BY-LAW 12 – NOTICE TO MEMBERS
1200       A notice may be given to a member, either personally or by mail to him at his registered address. A notice sent by mail shall be deemed to have been given on the second day following that on which the notice is posted and in providing that notice has been given it is sufficient to prove the notice was properly addressed and put in a Canadian post office receptacle. Notice of a general meeting shell be given to ever member shown on the registrar of members on the day notice is given and the auditor, no other person is entitle to receive a notice of general meeting.           
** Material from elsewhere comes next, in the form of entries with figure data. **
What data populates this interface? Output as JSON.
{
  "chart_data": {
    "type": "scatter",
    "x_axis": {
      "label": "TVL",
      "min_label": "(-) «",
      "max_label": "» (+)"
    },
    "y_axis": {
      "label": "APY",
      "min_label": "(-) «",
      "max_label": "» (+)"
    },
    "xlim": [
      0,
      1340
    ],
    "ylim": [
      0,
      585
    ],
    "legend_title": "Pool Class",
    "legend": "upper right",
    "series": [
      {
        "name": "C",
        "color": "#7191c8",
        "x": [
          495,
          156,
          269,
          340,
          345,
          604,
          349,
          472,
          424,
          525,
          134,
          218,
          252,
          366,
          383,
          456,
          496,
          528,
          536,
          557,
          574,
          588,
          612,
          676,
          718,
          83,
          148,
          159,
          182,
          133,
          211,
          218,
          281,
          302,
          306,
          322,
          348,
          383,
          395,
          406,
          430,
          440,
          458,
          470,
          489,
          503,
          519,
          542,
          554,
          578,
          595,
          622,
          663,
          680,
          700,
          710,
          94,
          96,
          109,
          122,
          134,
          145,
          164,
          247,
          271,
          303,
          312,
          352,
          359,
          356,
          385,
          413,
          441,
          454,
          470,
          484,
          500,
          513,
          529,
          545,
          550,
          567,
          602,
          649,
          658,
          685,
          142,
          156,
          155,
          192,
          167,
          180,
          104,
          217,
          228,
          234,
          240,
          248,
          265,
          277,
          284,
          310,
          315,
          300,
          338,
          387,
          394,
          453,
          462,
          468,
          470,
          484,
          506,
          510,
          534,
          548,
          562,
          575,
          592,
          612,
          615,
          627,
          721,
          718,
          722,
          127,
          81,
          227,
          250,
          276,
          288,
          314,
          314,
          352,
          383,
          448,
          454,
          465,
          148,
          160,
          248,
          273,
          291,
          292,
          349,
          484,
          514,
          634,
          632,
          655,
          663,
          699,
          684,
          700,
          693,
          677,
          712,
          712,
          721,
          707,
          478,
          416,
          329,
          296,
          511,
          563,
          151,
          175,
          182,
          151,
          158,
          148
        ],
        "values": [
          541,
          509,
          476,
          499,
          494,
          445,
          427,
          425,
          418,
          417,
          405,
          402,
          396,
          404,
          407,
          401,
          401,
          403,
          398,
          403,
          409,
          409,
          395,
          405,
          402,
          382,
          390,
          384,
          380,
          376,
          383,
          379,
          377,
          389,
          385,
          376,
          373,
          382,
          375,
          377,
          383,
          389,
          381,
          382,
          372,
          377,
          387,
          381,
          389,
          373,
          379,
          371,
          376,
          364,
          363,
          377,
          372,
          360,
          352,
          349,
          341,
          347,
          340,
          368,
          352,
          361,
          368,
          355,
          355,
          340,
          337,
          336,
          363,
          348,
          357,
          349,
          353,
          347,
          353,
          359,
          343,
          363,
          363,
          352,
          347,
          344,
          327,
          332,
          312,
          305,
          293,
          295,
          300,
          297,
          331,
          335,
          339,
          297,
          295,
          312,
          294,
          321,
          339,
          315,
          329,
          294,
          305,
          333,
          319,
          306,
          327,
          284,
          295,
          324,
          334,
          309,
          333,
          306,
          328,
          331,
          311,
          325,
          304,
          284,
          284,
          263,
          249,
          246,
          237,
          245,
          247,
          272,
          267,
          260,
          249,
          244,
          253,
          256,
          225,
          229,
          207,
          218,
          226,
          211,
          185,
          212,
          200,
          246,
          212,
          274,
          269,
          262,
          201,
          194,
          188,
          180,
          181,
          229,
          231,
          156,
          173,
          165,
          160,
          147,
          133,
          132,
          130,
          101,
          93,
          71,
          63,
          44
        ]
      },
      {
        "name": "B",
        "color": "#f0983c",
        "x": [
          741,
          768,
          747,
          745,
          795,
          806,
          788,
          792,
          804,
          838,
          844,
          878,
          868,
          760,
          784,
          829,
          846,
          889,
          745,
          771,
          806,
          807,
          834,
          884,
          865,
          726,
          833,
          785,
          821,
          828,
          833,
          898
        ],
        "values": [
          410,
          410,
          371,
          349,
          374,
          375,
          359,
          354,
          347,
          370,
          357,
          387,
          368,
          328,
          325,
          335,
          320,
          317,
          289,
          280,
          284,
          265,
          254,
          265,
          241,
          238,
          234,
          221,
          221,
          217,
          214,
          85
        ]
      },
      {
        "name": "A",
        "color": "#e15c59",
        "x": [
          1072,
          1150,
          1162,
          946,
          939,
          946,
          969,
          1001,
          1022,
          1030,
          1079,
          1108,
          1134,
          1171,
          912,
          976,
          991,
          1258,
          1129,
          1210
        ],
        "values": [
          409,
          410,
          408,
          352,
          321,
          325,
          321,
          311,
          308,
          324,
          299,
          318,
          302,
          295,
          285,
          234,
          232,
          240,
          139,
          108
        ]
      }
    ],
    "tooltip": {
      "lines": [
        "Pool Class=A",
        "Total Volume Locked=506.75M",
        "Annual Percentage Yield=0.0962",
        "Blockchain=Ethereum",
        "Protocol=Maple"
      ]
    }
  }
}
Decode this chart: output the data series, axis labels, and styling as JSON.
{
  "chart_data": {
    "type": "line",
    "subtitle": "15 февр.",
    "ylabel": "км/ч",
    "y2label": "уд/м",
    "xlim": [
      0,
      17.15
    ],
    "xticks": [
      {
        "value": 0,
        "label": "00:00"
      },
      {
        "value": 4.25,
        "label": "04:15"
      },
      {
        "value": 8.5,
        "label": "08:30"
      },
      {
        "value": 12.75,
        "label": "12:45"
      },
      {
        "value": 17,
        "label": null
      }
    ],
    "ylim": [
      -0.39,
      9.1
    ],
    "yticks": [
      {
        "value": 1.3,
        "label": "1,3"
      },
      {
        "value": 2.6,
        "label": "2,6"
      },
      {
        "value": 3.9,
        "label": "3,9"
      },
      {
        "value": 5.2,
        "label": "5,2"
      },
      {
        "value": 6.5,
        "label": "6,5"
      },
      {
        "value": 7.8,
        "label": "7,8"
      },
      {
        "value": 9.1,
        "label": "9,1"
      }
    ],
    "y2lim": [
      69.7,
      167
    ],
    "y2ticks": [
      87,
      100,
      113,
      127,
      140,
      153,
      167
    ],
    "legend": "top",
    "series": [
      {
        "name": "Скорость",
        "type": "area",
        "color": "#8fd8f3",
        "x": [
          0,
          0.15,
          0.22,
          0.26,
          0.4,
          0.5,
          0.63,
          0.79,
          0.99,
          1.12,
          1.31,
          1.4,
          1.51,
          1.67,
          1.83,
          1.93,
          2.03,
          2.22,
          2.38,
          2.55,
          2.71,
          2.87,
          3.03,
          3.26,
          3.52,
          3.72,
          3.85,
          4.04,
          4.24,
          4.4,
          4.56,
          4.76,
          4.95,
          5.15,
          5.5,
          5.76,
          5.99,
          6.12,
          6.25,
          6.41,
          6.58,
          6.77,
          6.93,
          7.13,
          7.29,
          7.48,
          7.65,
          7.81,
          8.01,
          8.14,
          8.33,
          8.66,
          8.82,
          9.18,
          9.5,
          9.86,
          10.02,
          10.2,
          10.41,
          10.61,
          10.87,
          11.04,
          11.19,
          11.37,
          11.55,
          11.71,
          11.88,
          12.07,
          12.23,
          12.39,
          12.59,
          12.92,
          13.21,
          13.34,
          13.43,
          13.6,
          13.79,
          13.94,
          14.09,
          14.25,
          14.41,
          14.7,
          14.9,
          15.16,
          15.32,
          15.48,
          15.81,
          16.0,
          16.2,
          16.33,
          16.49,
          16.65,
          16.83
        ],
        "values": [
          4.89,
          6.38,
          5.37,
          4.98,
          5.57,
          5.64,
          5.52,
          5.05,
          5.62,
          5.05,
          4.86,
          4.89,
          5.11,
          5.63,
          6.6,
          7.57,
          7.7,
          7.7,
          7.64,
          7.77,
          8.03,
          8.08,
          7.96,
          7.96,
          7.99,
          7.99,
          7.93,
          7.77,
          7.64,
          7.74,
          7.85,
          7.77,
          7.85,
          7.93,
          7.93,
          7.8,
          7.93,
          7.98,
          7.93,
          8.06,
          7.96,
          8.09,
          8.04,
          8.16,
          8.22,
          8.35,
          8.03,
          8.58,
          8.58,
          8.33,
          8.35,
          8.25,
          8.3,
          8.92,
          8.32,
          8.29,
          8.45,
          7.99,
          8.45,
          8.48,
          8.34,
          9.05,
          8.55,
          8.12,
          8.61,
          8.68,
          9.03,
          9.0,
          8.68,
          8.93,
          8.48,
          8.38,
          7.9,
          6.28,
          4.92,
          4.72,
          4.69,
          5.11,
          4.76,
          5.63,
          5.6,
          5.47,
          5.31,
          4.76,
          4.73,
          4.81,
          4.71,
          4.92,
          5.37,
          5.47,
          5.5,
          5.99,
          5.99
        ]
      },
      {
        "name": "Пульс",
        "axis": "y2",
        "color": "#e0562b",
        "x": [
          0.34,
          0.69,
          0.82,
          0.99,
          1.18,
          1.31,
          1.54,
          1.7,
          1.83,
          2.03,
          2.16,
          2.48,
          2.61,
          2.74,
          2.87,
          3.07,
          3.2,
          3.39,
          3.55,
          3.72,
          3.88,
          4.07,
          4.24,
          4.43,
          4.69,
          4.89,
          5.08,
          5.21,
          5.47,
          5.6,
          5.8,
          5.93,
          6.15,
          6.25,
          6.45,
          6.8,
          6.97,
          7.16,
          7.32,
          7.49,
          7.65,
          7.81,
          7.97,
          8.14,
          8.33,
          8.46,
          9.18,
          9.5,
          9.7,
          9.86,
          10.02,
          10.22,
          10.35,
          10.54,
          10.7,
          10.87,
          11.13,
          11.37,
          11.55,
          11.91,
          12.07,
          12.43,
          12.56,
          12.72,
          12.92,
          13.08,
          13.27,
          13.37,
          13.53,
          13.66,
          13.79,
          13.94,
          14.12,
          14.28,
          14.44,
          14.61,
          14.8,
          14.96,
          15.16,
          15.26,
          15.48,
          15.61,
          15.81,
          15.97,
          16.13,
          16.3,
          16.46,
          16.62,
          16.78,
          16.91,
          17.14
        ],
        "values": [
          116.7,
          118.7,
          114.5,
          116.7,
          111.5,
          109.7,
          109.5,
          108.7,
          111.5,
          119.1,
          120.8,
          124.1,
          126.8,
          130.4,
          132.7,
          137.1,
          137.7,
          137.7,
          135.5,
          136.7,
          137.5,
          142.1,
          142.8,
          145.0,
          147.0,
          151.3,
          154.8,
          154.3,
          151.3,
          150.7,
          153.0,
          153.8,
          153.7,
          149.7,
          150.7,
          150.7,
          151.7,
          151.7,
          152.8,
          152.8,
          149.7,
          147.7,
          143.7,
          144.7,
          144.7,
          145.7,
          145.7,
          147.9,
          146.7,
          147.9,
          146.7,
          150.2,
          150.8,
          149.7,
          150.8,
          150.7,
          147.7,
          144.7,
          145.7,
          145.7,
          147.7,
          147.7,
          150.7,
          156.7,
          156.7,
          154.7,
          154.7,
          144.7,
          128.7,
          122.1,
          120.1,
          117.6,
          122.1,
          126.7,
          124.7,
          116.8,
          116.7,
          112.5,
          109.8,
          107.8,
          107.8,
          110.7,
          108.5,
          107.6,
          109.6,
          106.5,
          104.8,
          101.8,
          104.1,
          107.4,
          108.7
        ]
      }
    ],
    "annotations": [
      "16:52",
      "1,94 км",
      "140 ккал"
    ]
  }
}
BY-LAW 13 – FINANCE AND BANKING
1300       The finances of the Society shall be under the control of the
Executive Committee.
 
1301       A current operating account shall be maintained in a Canadian Chartered bank or trust account as designated by the Officers. All current operating receipts received shall be deposited in this account from which normal operating expenses shall be paid by cheque.
 
1302       The Treasurer shall be present a financial report to the Officers
monthly meeting, for approval.
 
1303       Notwithstanding anything here and before contained, the Treasurer shall not make any expenditure without approval from the Executive Committee.
 
1304       The Treasurer, with the approval of the Officers, shall maintain saving and trust accounts as may be required by the Society.
 
1305       The Officers shall ensure all conditions of deposit have been adhered to and shall approve all expenditures or withdrawals relating to savings and trust accounts.
 
1306       The Treasurer, with the approval of the Officers shall be empowered to invest any excess funds of the Society in securities designated by the Trustees Act.
 
1307       The Officers shall, at their discretion, have the power to borrow monies with or without security subject to the Societies Act.
 
1308       The fiscal year of the Society shall be from April 1 to March 31.
 
1309       At the Annual General Meeting of the Society, members in good standing shall be provided with a statement of receipts and disbursement and statement of any surplus for the period.
BY – LAW 14 – SEAL
1400       The corporate seal of the Society shall be circular disc inscribed therein with the words, “CRESTON VALLEY MINOR HOCKEY ASSOCIATION (1998)”.
 
1401       The seal shall remain in the custody and shall not be affixed to any instrument or any description except by the authority of a motion of the officers and in the presence of the Executive Committee.
BY – LAW 15 - SECURITY
1500       The Society may require any director to give such security as may from time to time be deemed sufficient by the Society to the faithful discharge of his duties subject to the Societies Act.
BY – LAW 16 – BOOKS OF ACCOUNT
1600       The books of account, records and minutes of the Society shall be retained and open for inspection by the members during such times as the Officers shall designate.